All of this is objectively and deeply wrong. It's amazing that someone so smart could believe this.
For example, you pay people to take regular classes on healthy cooking. They prepare and bring home food for their families.
Eventually, society saves on healthcare costs. Prison and LEO costs. People are smarter, more energetic and stable, etc.
Quote: billryanIs the idea to give every citizen or resident a basic living allowance or only the lowest rung on the economic ladder?
Every adult, hence "universal." I would assume incarcerated folks would not get it.
It is just an idea at the moment, so if it ever happened (God help us if it does) expect tinkering.
Quote: WizardI am open to learning more about it, but with what little I know, I strongly support it, largely to get rid of other welfare programs and give everyone an incentive to work.
Out of college I was a claims adjuster for Social Security and it was an enormous amount of work to process a disability case through the system. It took at least six months and chock full bad of decisions both ways -- denying the truly disabled and awarding people faking a disability, because they didn't want to work.
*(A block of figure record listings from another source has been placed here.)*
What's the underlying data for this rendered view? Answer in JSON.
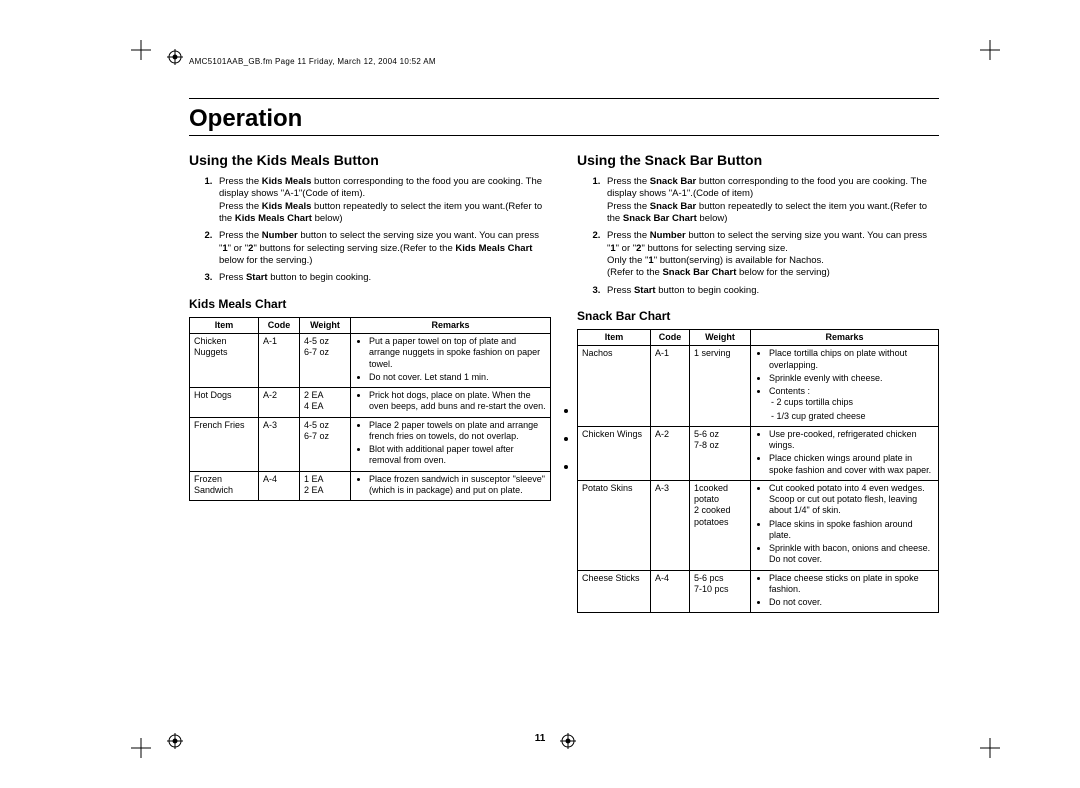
{
  "header_line": "AMC5101AAB_GB.fm  Page 11  Friday, March 12, 2004  10:52 AM",
  "page_title": "Operation",
  "page_number": "11",
  "left": {
    "heading": "Using the Kids Meals Button",
    "steps": [
      "Press the <b>Kids Meals</b> button corresponding to the food you are cooking. The display shows \"A-1\"(Code of item).<br>Press the <b>Kids Meals</b> button repeatedly to select the item you want.(Refer to the <b>Kids Meals Chart</b> below)",
      "Press the <b>Number</b> button to select the serving size you want. You can press \"<b>1</b>\" or \"<b>2</b>\" buttons for selecting serving size.(Refer to the <b>Kids Meals Chart</b> below for the serving.)",
      "Press <b>Start</b> button to begin cooking."
    ],
    "chart_title": "Kids Meals Chart",
    "columns": [
      "Item",
      "Code",
      "Weight",
      "Remarks"
    ],
    "rows": [
      {
        "item": "Chicken Nuggets",
        "code": "A-1",
        "weight": "4-5 oz<br>6-7 oz",
        "remarks": [
          "Put a paper towel on top of plate and arrange nuggets in spoke fashion on paper towel.",
          "Do not cover. Let stand 1 min."
        ]
      },
      {
        "item": "Hot Dogs",
        "code": "A-2",
        "weight": "2 EA<br>4 EA",
        "remarks": [
          "Prick hot dogs, place on plate. When the oven beeps, add buns and re-start the oven."
        ]
      },
      {
        "item": "French Fries",
        "code": "A-3",
        "weight": "4-5 oz<br>6-7 oz",
        "remarks": [
          "Place 2 paper towels on plate and arrange french fries on towels, do not overlap.",
          "Blot with additional paper towel after removal from oven."
        ]
      },
      {
        "item": "Frozen Sandwich",
        "code": "A-4",
        "weight": "1 EA<br>2 EA",
        "remarks": [
          "Place frozen sandwich in susceptor \"sleeve\" (which is in package) and put on plate."
        ]
      }
    ]
  },
  "right": {
    "heading": "Using the Snack Bar Button",
    "steps": [
      "Press the <b>Snack Bar</b> button corresponding to the food you are cooking. The display shows \"A-1\".(Code of item)<br>Press the <b>Snack Bar</b> button repeatedly to select the item you want.(Refer to the <b>Snack Bar Chart</b> below)",
      "Press the <b>Number</b> button to select the serving size you want. You can press \"<b>1</b>\" or \"<b>2</b>\" buttons for selecting serving size.<br>Only the \"<b>1</b>\" button(serving) is available for Nachos.<br>(Refer to the <b>Snack Bar Chart</b> below for the serving)",
      "Press <b>Start</b> button to begin cooking."
    ],
    "chart_title": "Snack Bar Chart",
    "columns": [
      "Item",
      "Code",
      "Weight",
      "Remarks"
    ],
    "rows": [
      {
        "item": "Nachos",
        "code": "A-1",
        "weight": "1 serving",
        "remarks": [
          "Place tortilla chips on plate without overlapping.",
          "Sprinkle evenly with cheese.",
          "Contents :<ul><li>2 cups tortilla chips</li><li>1/3 cup grated cheese</li></ul>"
        ]
      },
      {
        "item": "Chicken Wings",
        "code": "A-2",
        "weight": "5-6 oz<br>7-8 oz",
        "remarks": [
          "Use pre-cooked, refrigerated chicken wings.",
          "Place chicken wings around plate in spoke fashion and cover with wax paper."
        ]
      },
      {
        "item": "Potato Skins",
        "code": "A-3",
        "weight": "1cooked potato<br>2 cooked potatoes",
        "remarks": [
          "Cut cooked potato into 4 even wedges. Scoop or cut out potato flesh, leaving about 1/4\" of skin.",
          "Place skins in spoke fashion around plate.",
          "Sprinkle with bacon, onions and cheese. Do not cover."
        ]
      },
      {
        "item": "Cheese Sticks",
        "code": "A-4",
        "weight": "5-6 pcs<br>7-10 pcs",
        "remarks": [
          "Place cheese sticks on plate in spoke fashion.",
          "Do not cover."
        ]
      }
    ]
  }
}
Once people are on, there are rules to allow a return to work without benefits being cut -- temporarily. Once the work has lasted more than x months (and I forget what x is) you are deemed well enough to work and your benefits, as well as medicare, end. Many people don't try to return to work because they would lose medicare, but that is getting off on a tangent.
I'm sure it would be enormously expensive at first glance but the cost could be recouped by the elimination of every welfare program as well as increase in taxes, such that mid-income people would come out basically even between the UBI and the tax increase.
You cant keep taxing the rich period. If you want more taxes eliminate the income tax and go to a fixed sales tax of 20% and let everyone have some skin in the game
Quote: troopscottYou cant keep taxing the rich period. If you want more taxes eliminate the income tax and go to a fixed sales tax of 20% and let everyone have some skin in the game
No thank you to a national sales tax.
After only a few short years the lefties will be dragging the income tax back out and then we will have both to pay. Look at Europe.
Quote: troopscottYou cant keep taxing the rich period. If you want more taxes eliminate the income tax and go to a fixed sales tax of 20% and let everyone have some skin in the game
One idea I've heard was to impose a "robot tax" on the companies. Call me cynical but even if it was the right thing to do and even if the politicians agreed to do it, it would end up being the most complicated tax law in history. How do you define what is, or is not, a "robot"? A self-driving car that puts taxi drivers out of work is an obvious candidate. What about the so-called "robotic surgery" devices? From a Comp Sci POV they are not true robots (no autonomous capability) and don't put doctors out of work. And what about software like QuickBooks and Turbo Tax that has probably put thousands of accountants out of work? Would that get taxed somehow?
p.s. kudos to AZ for starting this thread.
Quote: TumblingBonesOne idea I've heard was to impose a "robot tax" on the companies. Call me cynical but even if it was the right thing to do and even if the politicians agreed to do it, it would end up being the most complicated tax law in history. How do you define what is, or is not, a "robot"? A self-driving car that puts taxi drivers out of work is an obvious candidate. What about the so-called "robotic surgery" devices? From a Comp Sci POV they are not true robots (no autonomous capability) and don't put doctors out of work. And what about software like QuickBooks and Turbo Tax that has probably put thousands of accountants out of work? Would that get taxed somehow?
p.s. kudos to AZ for starting this thread.
Bill Gates says this will be needed:
http://fortune.com/2017/02/18/bill-gates-robot-taxes-automation/
I think there are some fairly clear boundaries between a tool and automation.
Computers/computer software like quick books are a tool that a human needs to operate to accomplish a task.
However, you can make a reasonable argument argument that 10 self check out kiosks replace 1 job (or something to that effect).